Think smaller. Tonne of 1/8" carborundum grit (about 22 million pieces) looped around the moon into counter-orbit, then popped. Will it be at GPS altitude and neutralize the US military (China feeling frisky on a fine spring morning)? Will it be at geosynchronous altitude and neutralize First World civilization (stateless Muslim terrorism denying Europe Oprah)? Will it be aimed right at ISS FUBAR's nose (OMB cry for help?)
NASA would do it with 1/4" tungsten carbide ball bearings. That would be 470,000 pieces with a like number of project managers and administrative staff, and mired in studies for decades.
More like being hit by a long, half-inch diameter spike on the front of your Land Rover going 45 mph.
The lunar orbit method solves the disposal problem: after demolishing all the world's satellites, the offender might like to be able to have some of its own. It helps, for that, if those pebbles that miss have escape velocity.
22 million pieces spread out over an area that takes in geosynchronous orbit gives you one particle per 200 km^2, not good odds. Limiting the spread to take in low-earth orbit, you get one per 5 km^2 -- better, but ISS need not quake. Some shaping, e.g. a narrow circle (LEO) or a line (Clarke) would improve matters. One per 50 m^2 is still not really good enough.

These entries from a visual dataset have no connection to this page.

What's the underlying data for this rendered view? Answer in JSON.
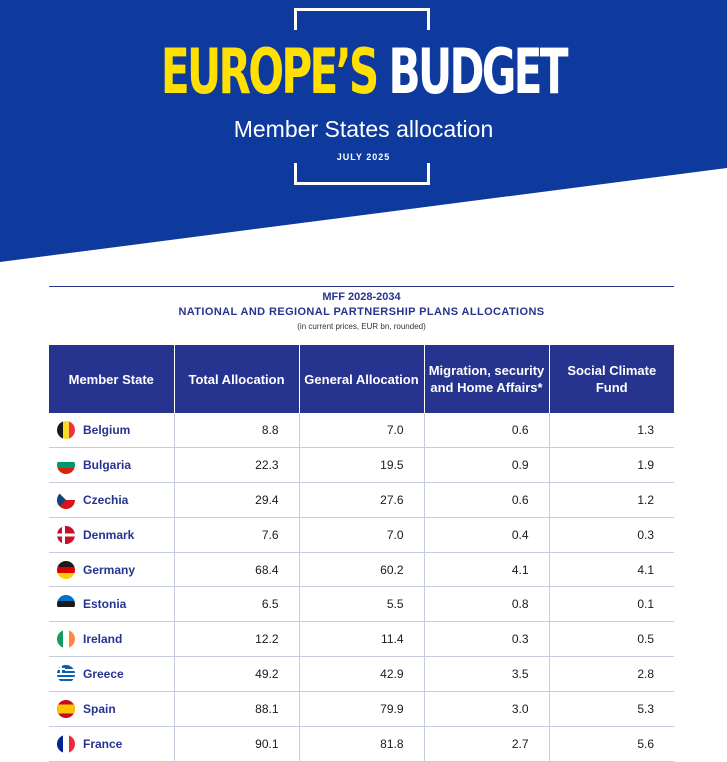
{
  "banner": {
    "title_part1": "EUROPE’S",
    "title_part2": "BUDGET",
    "subtitle": "Member States allocation",
    "date": "JULY 2025",
    "colors": {
      "blue": "#0e3a9e",
      "yellow": "#ffe000"
    }
  },
  "table_header": {
    "line1": "MFF 2028-2034",
    "line2": "NATIONAL AND REGIONAL PARTNERSHIP PLANS ALLOCATIONS",
    "line3": "(in current prices, EUR bn, rounded)"
  },
  "columns": [
    "Member State",
    "Total Allocation",
    "General Allocation",
    "Migration, security and Home Affairs*",
    "Social Climate Fund"
  ],
  "rows": [
    {
      "state": "Belgium",
      "flag": "belgium-flag-icon",
      "total": "8.8",
      "general": "7.0",
      "migration": "0.6",
      "climate": "1.3"
    },
    {
      "state": "Bulgaria",
      "flag": "bulgaria-flag-icon",
      "total": "22.3",
      "general": "19.5",
      "migration": "0.9",
      "climate": "1.9"
    },
    {
      "state": "Czechia",
      "flag": "czechia-flag-icon",
      "total": "29.4",
      "general": "27.6",
      "migration": "0.6",
      "climate": "1.2"
    },
    {
      "state": "Denmark",
      "flag": "denmark-flag-icon",
      "total": "7.6",
      "general": "7.0",
      "migration": "0.4",
      "climate": "0.3"
    },
    {
      "state": "Germany",
      "flag": "germany-flag-icon",
      "total": "68.4",
      "general": "60.2",
      "migration": "4.1",
      "climate": "4.1"
    },
    {
      "state": "Estonia",
      "flag": "estonia-flag-icon",
      "total": "6.5",
      "general": "5.5",
      "migration": "0.8",
      "climate": "0.1"
    },
    {
      "state": "Ireland",
      "flag": "ireland-flag-icon",
      "total": "12.2",
      "general": "11.4",
      "migration": "0.3",
      "climate": "0.5"
    },
    {
      "state": "Greece",
      "flag": "greece-flag-icon",
      "total": "49.2",
      "general": "42.9",
      "migration": "3.5",
      "climate": "2.8"
    },
    {
      "state": "Spain",
      "flag": "spain-flag-icon",
      "total": "88.1",
      "general": "79.9",
      "migration": "3.0",
      "climate": "5.3"
    },
    {
      "state": "France",
      "flag": "france-flag-icon",
      "total": "90.1",
      "general": "81.8",
      "migration": "2.7",
      "climate": "5.6"
    }
  ]
}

Probably you really need to put your projectiles in circular orbits so they each get lots of chances to hit, and make them out of a material that sublimates slowly in a vacuum or under solar-wind bombardment. After a few months, the field is clear and you can launch new satellites. You still have a problem with fragments of the satellites you demolished.
Probably satellites should be made of that stuff too, and painted to prevent sublimation so that, once hit, they (mostly) disappear too.